Meditation Tips and Tricks for Beginners (and Beyond)
1. Practice Early in the Morning
Doing so can be beneficial due to several reasons. First of all, it can help you set the tone of your day. It can also ensure that you meditate. If you leave it for a later time, you may get caught into doing something and forget to meditate.
Moreover, if you tend to wake up early, you may find yourself to be in a quieter setting than later during the day. However, if mornings do not work for you and another time works best for you, do that if that’ll help you maintain a meditation habit.
2. Meditate at the Same Time Every Day
To become consistent, schedule the time when you will meditate each day. That’ll help you establish a habit, and it’ll be easier to not give in to excuses.
3. Commit to 21 Days of Meditation
To successfully establish a habit, you need time. So, challenge yourself to meditate consistently for 21 days. Doing so will also allow you to assess the benefits that meditation brings. So, you may not want to stop after these 21 days are over.
4. Start Small
Trying to commit to 20 minutes of meditation daily may not work out if you’ve never done meditation before.
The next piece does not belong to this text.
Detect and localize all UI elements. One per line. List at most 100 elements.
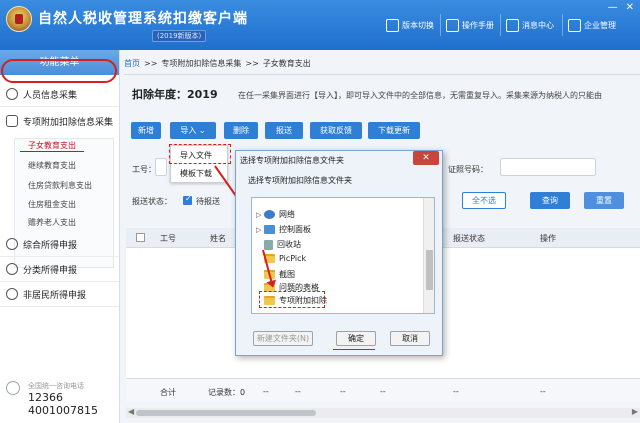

Therefore, set yourself up for success and start small, gradually building up. Even a minute a day is better than nothing at all.
5. Wear Comfortable Clothing
Make sure that there are a few distractions as possible. So, choose clothing that is not distracting by being too tight or otherwise uncomfortable.
6. Try Different Meditation Techniques
Just like not all types of sports or all types of yoga are for everyone, different meditation techniques will be more suitable for different people. It’s also possible that different techniques will feel better during different stages of your life.
So, feel free to experiment and be open to new experiences. Try different meditation techniques and see how it goes.
7. Practice Meditation after Yoga
If yoga is a part of your daily routine, try meditating after yoga. Since yoga is a mindfulness practice, it can help you still your mind and prepare for meditation. You’ll also move and build strength and flexibility, which can make sitting straight easier and more comfortable.
8. View Meditation as a Journey
Focus on mediation as a process and experience rather than a goal or means of achieving a certain goal. You’ll encounter ups and downs as you go along the way, but the view will get better with time if you don’t bring expectations or attachments along.
Do you practice meditation? Which is your favorite technique, and why? Any tips that you’d like to share?